Proposed resolution:

This wording is relative to N4971.

  1. Modify 30.6.2.2 [text.encoding.general] as indicated:

    -1- A registered character encoding is a character encoding scheme in the IANA Character Sets registry.

    [Note 1: The IANA Character Sets registry uses the term “character sets” to refer to character encodings. — end note]

    The primary name of a registered character encoding is the name of that encoding specified in the IANA Character Sets registry.

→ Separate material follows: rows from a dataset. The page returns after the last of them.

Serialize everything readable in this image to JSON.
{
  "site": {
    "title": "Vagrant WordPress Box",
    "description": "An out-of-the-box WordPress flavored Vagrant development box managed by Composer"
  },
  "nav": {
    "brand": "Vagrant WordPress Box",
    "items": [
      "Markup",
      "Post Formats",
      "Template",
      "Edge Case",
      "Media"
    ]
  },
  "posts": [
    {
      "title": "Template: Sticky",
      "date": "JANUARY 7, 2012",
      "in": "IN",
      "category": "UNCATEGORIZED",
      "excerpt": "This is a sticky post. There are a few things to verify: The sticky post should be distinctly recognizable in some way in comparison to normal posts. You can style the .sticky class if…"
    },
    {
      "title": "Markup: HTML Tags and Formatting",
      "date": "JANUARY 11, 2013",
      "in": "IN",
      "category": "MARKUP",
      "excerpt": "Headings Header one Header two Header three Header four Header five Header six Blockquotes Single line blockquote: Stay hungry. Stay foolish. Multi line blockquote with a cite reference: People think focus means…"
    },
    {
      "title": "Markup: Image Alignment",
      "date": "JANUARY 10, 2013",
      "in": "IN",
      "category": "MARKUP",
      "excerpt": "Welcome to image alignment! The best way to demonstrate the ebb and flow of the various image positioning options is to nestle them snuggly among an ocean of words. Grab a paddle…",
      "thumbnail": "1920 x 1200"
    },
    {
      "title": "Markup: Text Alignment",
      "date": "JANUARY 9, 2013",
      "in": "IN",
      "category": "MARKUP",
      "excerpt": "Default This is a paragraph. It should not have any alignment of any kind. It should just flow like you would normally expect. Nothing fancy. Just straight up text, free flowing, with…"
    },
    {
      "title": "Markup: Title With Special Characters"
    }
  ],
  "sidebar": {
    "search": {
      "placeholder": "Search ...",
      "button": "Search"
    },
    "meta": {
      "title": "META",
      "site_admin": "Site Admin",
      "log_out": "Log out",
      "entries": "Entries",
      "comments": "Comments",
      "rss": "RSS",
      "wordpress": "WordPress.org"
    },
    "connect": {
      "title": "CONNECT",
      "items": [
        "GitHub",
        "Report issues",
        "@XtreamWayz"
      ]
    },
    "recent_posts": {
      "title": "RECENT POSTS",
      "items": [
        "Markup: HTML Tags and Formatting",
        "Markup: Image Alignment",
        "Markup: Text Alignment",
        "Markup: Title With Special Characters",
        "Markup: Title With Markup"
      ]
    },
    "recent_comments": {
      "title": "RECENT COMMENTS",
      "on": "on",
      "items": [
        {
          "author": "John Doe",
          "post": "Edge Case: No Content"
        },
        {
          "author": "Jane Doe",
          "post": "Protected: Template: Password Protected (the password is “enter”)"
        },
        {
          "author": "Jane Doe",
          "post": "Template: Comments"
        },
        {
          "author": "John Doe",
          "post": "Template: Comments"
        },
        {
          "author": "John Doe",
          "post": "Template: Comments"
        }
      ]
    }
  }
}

    -2- The set of known registered character encodings contains every registered character encoding specified in the IANA Character Sets registry except for the following:

    1. (2.1) – NATS-DANO (33)
    2. (2.2) – NATS-DANO-ADD (34)

    -3- Each known registered character encoding is identified by an enumerator in text_encoding::id, and has a set of zero or more aliases.

    -4- The set of aliases of a known registered character encoding is an implementation-defined superset of the aliases specified in the IANA Character Sets registry. The set of aliases for US-ASCII includes "ASCII". No two aliases or primary names of distinct registered character encodings are equivalent when compared by text_encoding::comp-name.